僧格林沁之死,于清廷而言是个不可弥补的损失。从此之后,满蒙贵族中再无什么人可以独当一面,清廷只能依赖汉人势力。

僧王死后,清廷派曾国藩来对付捻军。此时的曾老,德高望重,威名赫赫,但他昔日手下的二十多万湘军尽被裁撤(为了韬光养晦,他自己主动要求裁撤的),手下可用的只有数千子弟兵,其余的,除李鸿章的淮勇外,皆是旗色不等的杂牌军。

眼见捻军各部东驰西奔在安徽、河南、山东等地窜扰,曾爷精疲力竭下,只得采用“聚兵防河”计划来谋略困围捻军。可惜,好运气不久长,曾国藩防河计划失败,清军的沙河、贾鲁河防线相继被捻军突破,最终老曾灰溜溜而去。清廷转派李鸿章专门剿捻。

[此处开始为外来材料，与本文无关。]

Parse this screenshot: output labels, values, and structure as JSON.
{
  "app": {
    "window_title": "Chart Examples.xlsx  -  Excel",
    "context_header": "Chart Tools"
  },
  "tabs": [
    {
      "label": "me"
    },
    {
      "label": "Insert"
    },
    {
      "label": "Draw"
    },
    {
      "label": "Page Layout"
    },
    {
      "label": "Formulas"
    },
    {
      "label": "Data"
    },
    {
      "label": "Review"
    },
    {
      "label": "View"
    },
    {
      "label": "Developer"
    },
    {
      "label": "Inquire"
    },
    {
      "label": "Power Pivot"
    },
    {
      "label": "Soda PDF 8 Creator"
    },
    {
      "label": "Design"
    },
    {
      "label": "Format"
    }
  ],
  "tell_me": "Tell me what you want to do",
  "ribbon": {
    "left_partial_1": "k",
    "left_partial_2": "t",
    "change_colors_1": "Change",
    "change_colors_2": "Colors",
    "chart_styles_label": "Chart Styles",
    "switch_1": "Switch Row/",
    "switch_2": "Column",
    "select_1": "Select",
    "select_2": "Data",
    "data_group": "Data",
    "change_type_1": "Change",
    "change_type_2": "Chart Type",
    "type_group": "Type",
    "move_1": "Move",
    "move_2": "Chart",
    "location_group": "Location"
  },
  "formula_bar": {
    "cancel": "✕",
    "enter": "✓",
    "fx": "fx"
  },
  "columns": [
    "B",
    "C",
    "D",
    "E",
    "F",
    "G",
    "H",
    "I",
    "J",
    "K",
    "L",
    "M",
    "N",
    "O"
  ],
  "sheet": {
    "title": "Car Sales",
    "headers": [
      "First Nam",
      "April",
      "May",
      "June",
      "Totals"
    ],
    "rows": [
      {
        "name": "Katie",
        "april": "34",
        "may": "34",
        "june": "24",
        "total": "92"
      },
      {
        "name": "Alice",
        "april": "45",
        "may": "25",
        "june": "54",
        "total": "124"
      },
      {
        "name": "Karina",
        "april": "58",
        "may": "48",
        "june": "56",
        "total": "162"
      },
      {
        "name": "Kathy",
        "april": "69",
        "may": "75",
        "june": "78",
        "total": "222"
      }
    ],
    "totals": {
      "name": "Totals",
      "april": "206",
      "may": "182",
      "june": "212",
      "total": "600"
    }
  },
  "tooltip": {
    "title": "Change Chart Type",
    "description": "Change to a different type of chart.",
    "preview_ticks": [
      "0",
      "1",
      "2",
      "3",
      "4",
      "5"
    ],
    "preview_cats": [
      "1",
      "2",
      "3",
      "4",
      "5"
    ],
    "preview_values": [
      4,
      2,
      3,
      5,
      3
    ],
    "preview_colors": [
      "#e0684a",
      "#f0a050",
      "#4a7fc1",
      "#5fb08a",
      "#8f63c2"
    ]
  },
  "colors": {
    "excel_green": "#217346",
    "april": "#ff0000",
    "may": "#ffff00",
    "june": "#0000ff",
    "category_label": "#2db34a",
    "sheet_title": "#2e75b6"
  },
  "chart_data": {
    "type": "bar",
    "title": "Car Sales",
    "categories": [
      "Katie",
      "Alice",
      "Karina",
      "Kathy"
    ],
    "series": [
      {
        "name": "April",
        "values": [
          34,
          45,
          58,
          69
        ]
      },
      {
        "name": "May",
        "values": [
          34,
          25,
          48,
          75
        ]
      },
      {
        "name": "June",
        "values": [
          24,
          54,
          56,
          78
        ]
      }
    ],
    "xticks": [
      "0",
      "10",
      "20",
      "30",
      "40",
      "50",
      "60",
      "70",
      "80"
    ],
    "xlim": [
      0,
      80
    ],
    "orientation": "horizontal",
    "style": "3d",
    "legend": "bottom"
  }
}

曾国藩晚年的威名,除“天津教案”外,另外栽跟头最大的就是剿捻的失败。

突围过河后,捻军内部矛盾又起。昔日的太平军部与捻军不和,互相争强斗势。为了避免火拼,赖文光、任化邦等人留在中原地区,史称“东捻军”;张宗禹率部向西北进发,想联合当地造反的回民一起谋救重起,史称“西捻军”。

东捻军数万人自河南中牟出发,突入山东,准备进入运河以东地区抢粮。由于清军有备,进攻受挫,东捻军只得趋至河南商丘。他们打归德不下,复想去陕西与西捻军会合。清军非常重视,处处堵截。

跑来跑去,东捻军在1866年年底进入湖北。赖文光的想法本来很不错,他想进入湖北后抢粮休整后从宜昌杀入四川,然后以天府之地为中心,逐步四扩,力图把势力延及湖北、云南、贵州、陕西,最终与西北的西捻军和造反回民者遥相呼应,重整太平天国。

这种意图,清廷方面早有察觉。左宗棠等人密切注视东捻和西捻的动向,随时加以防范。

由于马队前行需要一定的地利条件,东捻军后来取消入陕计划,最终被迫进入胶东地区。事实证明,跑入这种地方,处处兜绕,长久而疲,虽然取得一些胜果,但东捻军在窄狭的地区根本不能发挥所长。

1868年(同治七年)1月6日,连败之下,仓惶逃跑的赖文光率残部在从仙女镇跑入扬州东北的运河边上被清军前堵后截,人马死伤大半,最后受伤被俘。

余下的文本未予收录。